Tiens, 2020, que dirais-tu si je t’appelais « 2020, l’année de papier »? Ça sonne mieux que « l’année des masques », non? Parce que des papiers, j’en ai eu des beaux. J’ai tenu dans les mains ma première nouvelle publiée à compte d’éditeur, mon premier contrat. J’ai même dédicacé un petit paquet de livres ! En parlant de contrat, j’en ai signé un nouveau à mon boulot. Un qui ne compte que 4 jours travaillés par semaine. Pour me laisser le temps d’écrire. Parce qu’écrire, c’est une source de joie intense pour moi. C’est me reconnecter à celle que j’étais enfant. A ce que je suis, tout court. Et puis, écrire ne va pas sans lire. J’en ai tourné des pages, cette année! Je suis sortie de ma zone de confort. J’ai fait de belles et philosophiques découvertes. Lire transcende les frontières du temps et de l’espace. Et puis, du papier, j’en ai utilisé pour coucher les lignes de mon premier roman. Jamais je n’aurais pensé aller aussi vite! D’ailleurs, au départ, ce n’était pas un roman. Mais les pages s’ajoutent toutes seules… et moi je suis avec délice leur rythme discret.

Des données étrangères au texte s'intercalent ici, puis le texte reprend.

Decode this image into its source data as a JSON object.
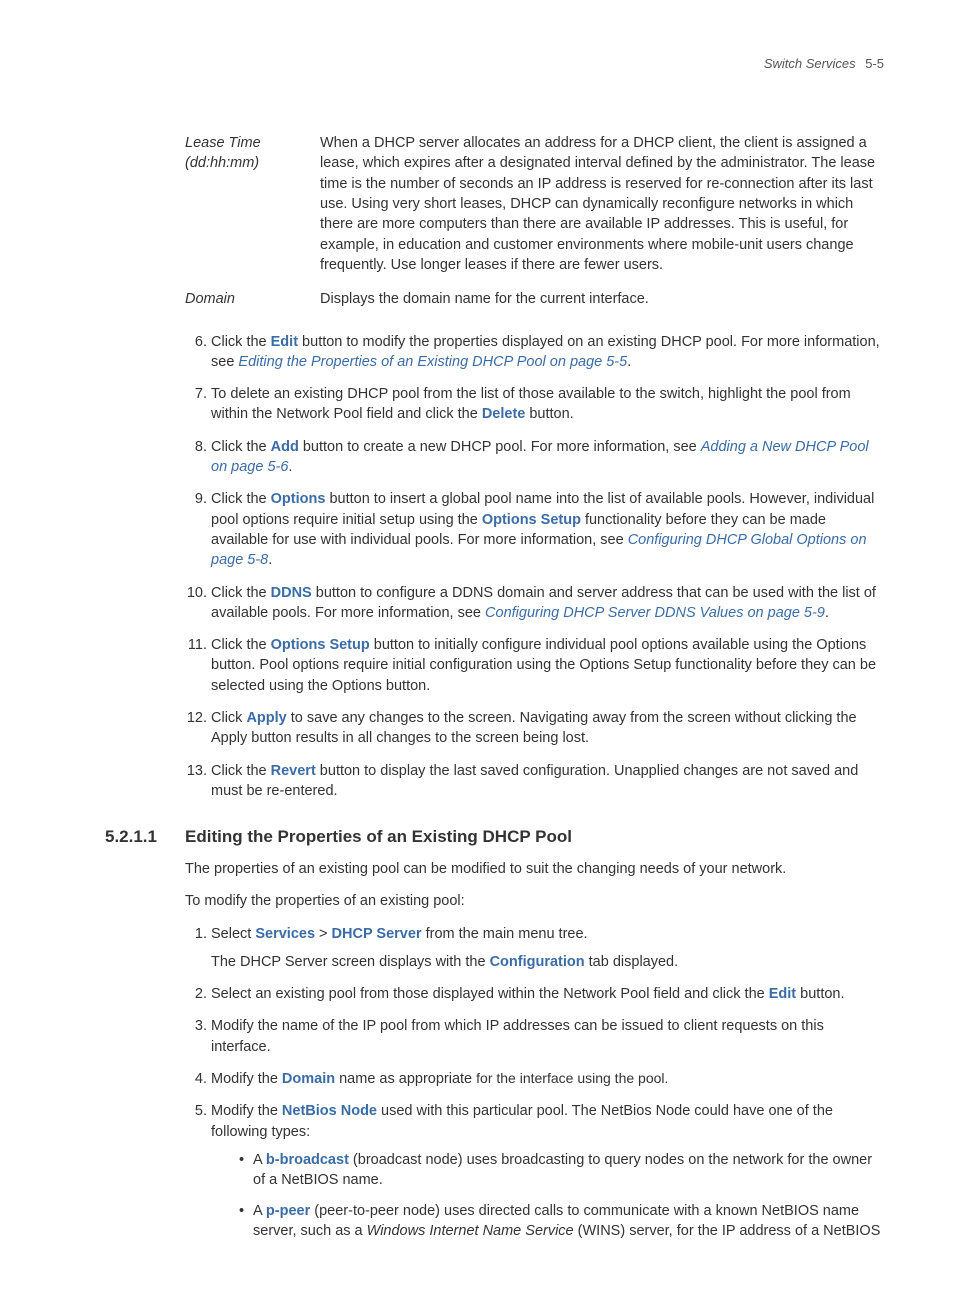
{
  "header": {
    "title": "Switch Services",
    "page": "5-5"
  },
  "defs": {
    "leaseTime": {
      "label": "Lease Time (dd:hh:mm)",
      "desc": "When a DHCP server allocates an address for a DHCP client, the client is assigned a lease, which expires after a designated interval defined by the administrator. The lease time is the number of seconds an IP address is reserved for re-connection after its last use. Using very short leases, DHCP can dynamically reconfigure networks in which there are more computers than there are available IP addresses. This is useful, for example, in education and customer environments where mobile-unit users change frequently. Use longer leases if there are fewer users."
    },
    "domain": {
      "label": "Domain",
      "desc": "Displays the domain name for the current interface."
    }
  },
  "steps": {
    "s6": {
      "n": "6.",
      "a": "Click the ",
      "b": "Edit",
      "c": " button to modify the properties displayed on an existing DHCP pool. For more information, see ",
      "link": "Editing the Properties of an Existing DHCP Pool on page 5-5",
      "d": "."
    },
    "s7": {
      "n": "7.",
      "a": "To delete an existing DHCP pool from the list of those available to the switch, highlight the pool from within the Network Pool field and click the ",
      "b": "Delete",
      "c": " button."
    },
    "s8": {
      "n": "8.",
      "a": "Click the ",
      "b": "Add",
      "c": " button to create a new DHCP pool. For more information, see ",
      "link": "Adding a New DHCP Pool on page 5-6",
      "d": "."
    },
    "s9": {
      "n": "9.",
      "a": "Click the ",
      "b": "Options",
      "c": " button to insert a global pool name into the list of available pools. However, individual pool options require initial setup using the ",
      "b2": "Options Setup",
      "c2": " functionality before they can be made available for use with individual pools. For more information, see ",
      "link": "Configuring DHCP Global Options on page 5-8",
      "d": "."
    },
    "s10": {
      "n": "10.",
      "a": "Click the ",
      "b": "DDNS",
      "c": " button to configure a DDNS domain and server address that can be used with the list of available pools. For more information, see ",
      "link": "Configuring DHCP Server DDNS Values on page 5-9",
      "d": "."
    },
    "s11": {
      "n": "11.",
      "a": "Click the ",
      "b": "Options Setup",
      "c": " button to initially configure individual pool options available using the Options button. Pool options require initial configuration using the Options Setup functionality before they can be selected using the Options button."
    },
    "s12": {
      "n": "12.",
      "a": "Click ",
      "b": "Apply",
      "c": " to save any changes to the screen. Navigating away from the screen without clicking the Apply button results in all changes to the screen being lost."
    },
    "s13": {
      "n": "13.",
      "a": "Click the ",
      "b": "Revert",
      "c": " button to display the last saved configuration. Unapplied changes are not saved and must be re-entered."
    }
  },
  "section": {
    "num": "5.2.1.1",
    "title": "Editing the Properties of an Existing DHCP Pool",
    "p1": "The properties of an existing pool can be modified to suit the changing needs of your network.",
    "p2": "To modify the properties of an existing pool:",
    "steps": {
      "e1": {
        "n": "1.",
        "a": "Select ",
        "b": "Services",
        "sep": " > ",
        "b2": "DHCP Server",
        "c": " from the main menu tree.",
        "sub_a": "The DHCP Server screen displays with the ",
        "sub_b": "Configuration",
        "sub_c": " tab displayed."
      },
      "e2": {
        "n": "2.",
        "a": "Select an existing pool from those displayed within the Network Pool field and click the ",
        "b": "Edit",
        "c": " button."
      },
      "e3": {
        "n": "3.",
        "a": "Modify the name of the IP pool from which IP addresses can be issued to client requests on this interface."
      },
      "e4": {
        "n": "4.",
        "a": "Modify the ",
        "b": "Domain",
        "c": " name as appropriate ",
        "tail": "for the interface using the pool."
      },
      "e5": {
        "n": "5.",
        "a": "Modify the ",
        "b": "NetBios Node",
        "c": " used with this particular pool. The NetBios Node could have one of the following types:"
      }
    },
    "bullets": {
      "b1": {
        "a": "A ",
        "b": "b-broadcast",
        "c": " (broadcast node) uses broadcasting to query nodes on the network for the owner of a NetBIOS name."
      },
      "b2": {
        "a": "A ",
        "b": "p-peer",
        "c": " (peer-to-peer node) uses directed calls to communicate with a known NetBIOS name server, such as a ",
        "i": "Windows Internet Name Service",
        "d": " (WINS) server, for the IP address of a NetBIOS"
      }
    }
  }
}
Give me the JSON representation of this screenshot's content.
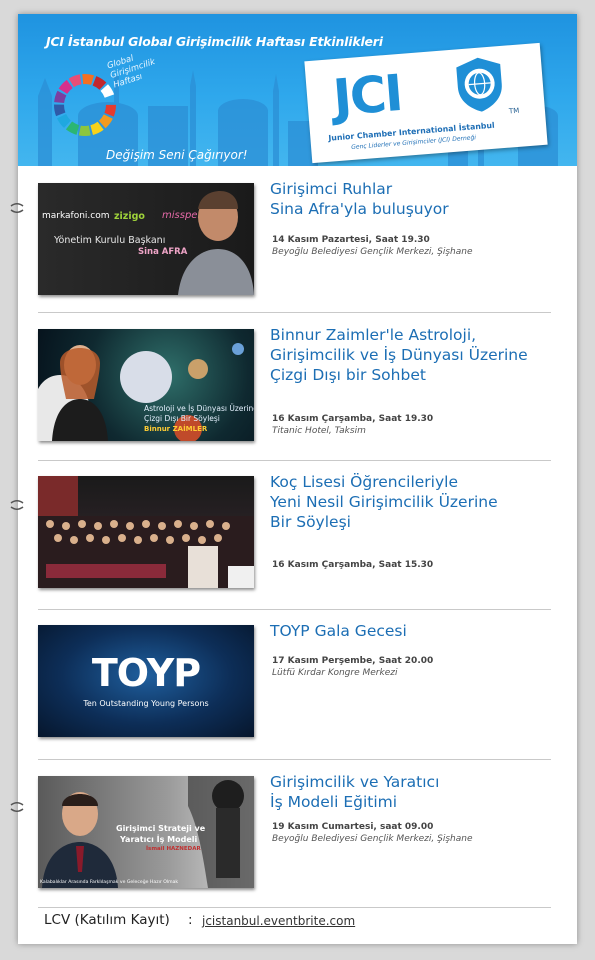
{
  "header": {
    "title": "JCI İstanbul Global Girişimcilik Haftası Etkinlikleri",
    "logo_text": [
      "Global",
      "Girişimcilik",
      "Haftası"
    ],
    "slogan": "Değişim Seni Çağırıyor!",
    "jci_word": "JCI",
    "jci_tm": "TM",
    "jci_org": "Junior Chamber International İstanbul",
    "jci_org_sub": "Genç Liderler ve Girişimciler (JCI) Derneği",
    "brand_color": "#1f8fd6"
  },
  "events": [
    {
      "title": [
        "Girişimci Ruhlar",
        "Sina Afra'yla buluşuyor"
      ],
      "date": "14 Kasım Pazartesi, Saat 19.30",
      "venue": "Beyoğlu Belediyesi Gençlik Merkezi, Şişhane",
      "thumb": {
        "brands": [
          "markafoni.com",
          "zizigo",
          "misspera"
        ],
        "caption": "Yönetim Kurulu Başkanı",
        "name": "Sina AFRA"
      }
    },
    {
      "title": [
        "Binnur Zaimler'le Astroloji,",
        "Girişimcilik ve İş Dünyası Üzerine",
        "Çizgi Dışı bir Sohbet"
      ],
      "date": "16 Kasım Çarşamba, Saat 19.30",
      "venue": "Titanic Hotel, Taksim",
      "thumb": {
        "line1": "Astroloji ve İş Dünyası Üzerine",
        "line2": "Çizgi Dışı Bir Söyleşi",
        "name": "Binnur ZAİMLER"
      }
    },
    {
      "title": [
        "Koç Lisesi Öğrencileriyle",
        "Yeni Nesil Girişimcilik Üzerine",
        "Bir Söyleşi"
      ],
      "date": "16 Kasım Çarşamba, Saat 15.30",
      "venue": ""
    },
    {
      "title": [
        "TOYP Gala Gecesi"
      ],
      "date": "17 Kasım Perşembe, Saat 20.00",
      "venue": "Lütfü Kırdar Kongre Merkezi",
      "thumb": {
        "logo": "TOYP",
        "tagline": "Ten Outstanding Young Persons"
      }
    },
    {
      "title": [
        "Girişimcilik ve Yaratıcı",
        "İş Modeli Eğitimi"
      ],
      "date": "19 Kasım Cumartesi, saat 09.00",
      "venue": "Beyoğlu Belediyesi Gençlik Merkezi, Şişhane",
      "thumb": {
        "line1": "Girişimci Strateji ve",
        "line2": "Yaratıcı İş Modeli",
        "name": "İsmail HAZNEDAR",
        "bottom": "Kalabalıklar Arasında Farklılaşmak ve Geleceğe Hazır Olmak"
      }
    }
  ],
  "footer": {
    "label": "LCV (Katılım Kayıt)",
    "colon": ":",
    "link": "jcistanbul.eventbrite.com"
  }
}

Tu vois, t’es pas si mal! En fait, je me dis que tu auras toujours une place à part dans mon cœur. L’année de la bascule. Celle qui nous a déséquilibré, pour nous rapprendre à vivre. A apprécier les plaisir simple. A se découvrir. A prendre du recul sur ce monde qui tourne si vite. A ralentir. A vivre!
Ah, ça y est… c’est l’heure.
Tu vois, ça valait le coup d’attendre jusqu’au bout, non? Le secret de la vie, c’est que chaque seconde compte. Ce serait dommage d’en gaspiller quelques unes.
Au revoir 2020. Et merci!
Magnifique déclaration 🙂 « La vie c’est comme une bicyclette, il faut avancer pour garder l’équilibre »… et rien de tel qu’une main qui vous pousse un peu pour oser avancer… malheureusement, la souffrance est souvent une main, un moteur de changement, d’évolution bien plus puissant que l’envie… au début du moins, le temps de découvrir sa force et ses ressources intérieures et de réaliser que la plupart de nos peurs ne sont finalement que le fruit de notre imagination et de nos croyances personnelles, sur la vie, l’amour, l’argent… vive l’obscurité qui permet de mieux trouver la source de lumière et de mieux en savourer l’éclat <3 Le bonheur, ce n'est pas de ne vivre que des beaux moments… le bonheur, c'est le temps que tu accordes à ta joie. Bravo pour ce bout de chemin parcouru en 2020 ! Plein de bises ma belle !
Je pense que la vie a mis un coup de pied dans les fesses de chacun d’entre nous car c’était nécessaire. On a trop la tête dans le passé ou dans le futur et on n’oublie de vivre là maintenant alors que le temps est précieux. Cette année se termine merveilleusement pour toi j’en suis ravie. Crois en tes rêves et lâche prise. Bisous et à l’année prochaine. Solène.